RETRO MANÍA / Julho 2013
Linda de Suza With diamonds
· POR Nuno Leal · 09 Jul 2013 · 23:23 ·


A combinação parece tonta mas tem razão de ser na estranheza da história de uma das maiores lendas da música francesa: Catherine Ribeiro. O sobrenome diz tudo, sim, é filha de imigrantes portugueses, daí a brincadeira com Linda de Suza, o arquétipo da imigrante lusa “chanteuse”. De resto, a brincadeira não passa disso. É até de mau gosto, porque Catherine é milhões de vezes mais importante na história da música do que a Linda da mala de cartão, esta contudo milhões de vezes mais conhecida. Porventura a sigla lisérgica sugerida no jogo de palavras seja mais fiel à verdadeira história, não sabemos, apenas imaginamos. O que é fácil de acontecer ao ouvir música como esta. Há quem lhe chame a “Nico francesa”. Tem razão de ser, sobretudo ao ouvir “Sîrba” ou “Silen Von Kathy”, que encaixa na perfeição em qualquer disco a solo da alemã. Seja pela negritude dos sentimentos, pela bagagem sonora por detrás. O órgão drone gótico, a percussão militar e o cântico gelado. Se a alemã parecia exorcizar os falcões místicos das noites trágicas de neve e sangue da história germânica, Catherine exorciza a o lado francês da tragédia porque nasceu em Lyon em plena Segunda Guerra Mundial. Essa infância de privações e de contacto com o horror acaba por ter muito em comum com Nico, apenas 3 anos mais velha.
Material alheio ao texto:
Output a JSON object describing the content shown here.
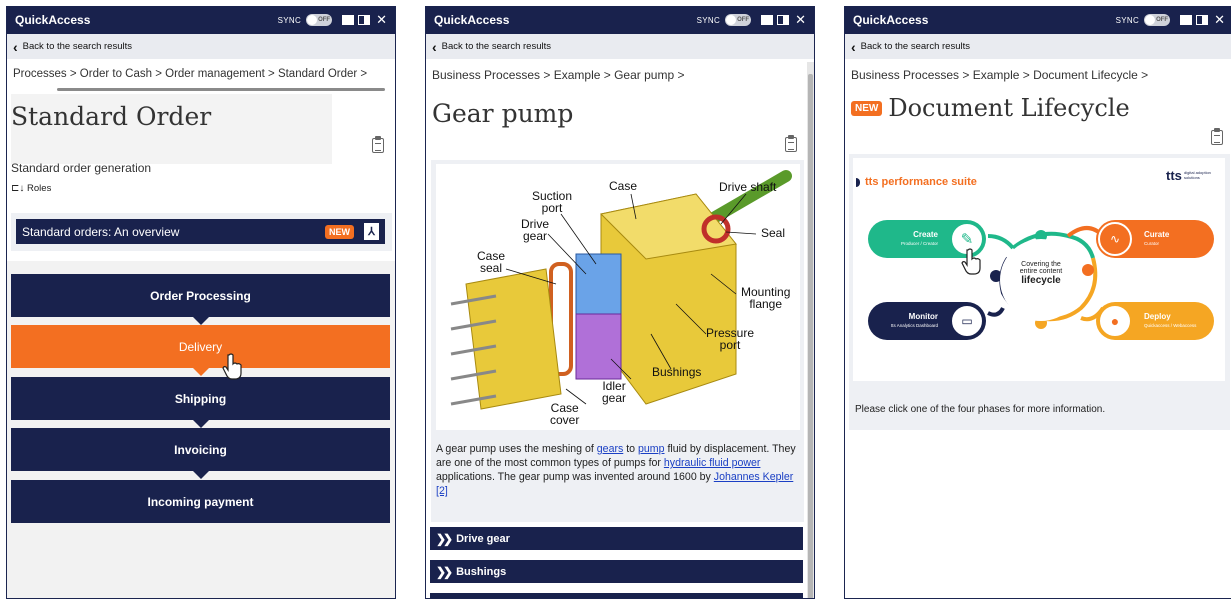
{
  "app": {
    "title": "QuickAccess",
    "sync_label": "SYNC",
    "toggle_state": "OFF",
    "back_label": "Back to the search results"
  },
  "colors": {
    "navy": "#19224d",
    "orange": "#f36f21",
    "link": "#1a3fc4",
    "green": "#1fb88a"
  },
  "panel1": {
    "breadcrumb": "Processes > Order to Cash > Order management > Standard Order >",
    "title": "Standard Order",
    "description": "Standard order generation",
    "roles_label": "Roles",
    "overview_bar": {
      "label": "Standard orders: An overview",
      "badge": "NEW"
    },
    "flow": [
      {
        "label": "Order Processing",
        "active": false
      },
      {
        "label": "Delivery",
        "active": true
      },
      {
        "label": "Shipping",
        "active": false
      },
      {
        "label": "Invoicing",
        "active": false
      },
      {
        "label": "Incoming payment",
        "active": false
      }
    ]
  },
  "panel2": {
    "breadcrumb": "Business Processes > Example > Gear pump >",
    "title": "Gear pump",
    "diagram_labels": {
      "case": "Case",
      "drive_shaft": "Drive shaft",
      "suction_port": "Suction\nport",
      "drive_gear": "Drive\ngear",
      "seal": "Seal",
      "case_seal": "Case\nseal",
      "mounting_flange": "Mounting\nflange",
      "pressure_port": "Pressure\nport",
      "bushings": "Bushings",
      "idler_gear": "Idler\ngear",
      "case_cover": "Case\ncover"
    },
    "desc_parts": {
      "p1": "A gear pump uses the meshing of ",
      "link_gears": "gears",
      "p2": " to ",
      "link_pump": "pump",
      "p3": " fluid by displacement. They are one of the most common types of pumps for ",
      "link_hydraulic": "hydraulic fluid power",
      "p4": " applications. The gear pump was invented around 1600 by ",
      "link_kepler": "Johannes Kepler",
      "link_ref": "[2]"
    },
    "accordion": [
      "Drive gear",
      "Bushings"
    ]
  },
  "panel3": {
    "breadcrumb": "Business Processes > Example > Document Lifecycle >",
    "badge": "NEW",
    "title": "Document Lifecycle",
    "suite_title": "tts performance suite",
    "logo": "tts",
    "logo_sub": "digital adoption solutions",
    "center": {
      "line1": "Covering the",
      "line2": "entire content",
      "line3": "lifecycle"
    },
    "phases": {
      "create": {
        "title": "Create",
        "sub": "Producer / Creator"
      },
      "curate": {
        "title": "Curate",
        "sub": "Curator"
      },
      "monitor": {
        "title": "Monitor",
        "sub": "tts Analytics Dashboard"
      },
      "deploy": {
        "title": "Deploy",
        "sub": "Quickaccess / Webaccess"
      }
    },
    "instruction": "Please click one of the four phases for more information."
  }
}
E as similaridades continuam. Catherine também andou pelo cinema - chegou a filmar com Godard – e é bela também. De resto, a loira teve Nova Iorque e os Velvet Underground, esta morena teve os Alpes. Patrice Mullet nas guitarras, órgão, electrónica, voz, e Denis Cohen no órgão e percussão. Em pleno país do yé-yé este trio assumiu a vanguarda a par de Brigitte Fontaine, Magma ou os professores da electrónica como Pierre Henry, Parmegiani e Bayle, sendo contemporâneos mais tarde de Heldon e Tazartès.

Oh la la tanta boa música. Mas realmente nenhuma tem este toque português. Neste Nº2 em particular, depois de um “Poème Non Epique” de 18 minutos que parece saído da colaboração imaginária entre Les Rallizes Denudés e Patti Smith possuída por Joana D’Arc a arder na fogueira (exactamente com essa intensidade), surge a colaboração de mais dois misteriosos portugueses. De seus nomes Pires Moliceiro e Isaac Robles Monteiro, nas guitarras, num fado! Inacreditavelmente escondido nas neves do tempo que não derretem não sei porquê: “Balada das águas”. Melhor, “Ballada das Aguas” sem acento e com os dois “l” como está no disco. Pois é um dos melhores e mais intensos discos que já ouvi na vida, acaba com um fado. De Coimbra, de Armando Carlos da Silva Marta. O português de Catherine é afrancesado claro, mas a alma está lá, com uma voz que atinge confortavelmente notas amalianas, funcionando mais uma vez como um momento de possessão, desta vez o espírito dos antepassados de Catherine que lhe tomam conta do corpo tornando-a Catarina enquanto vai repetindo “só numa ilha perdida e a saudade a meu lado”.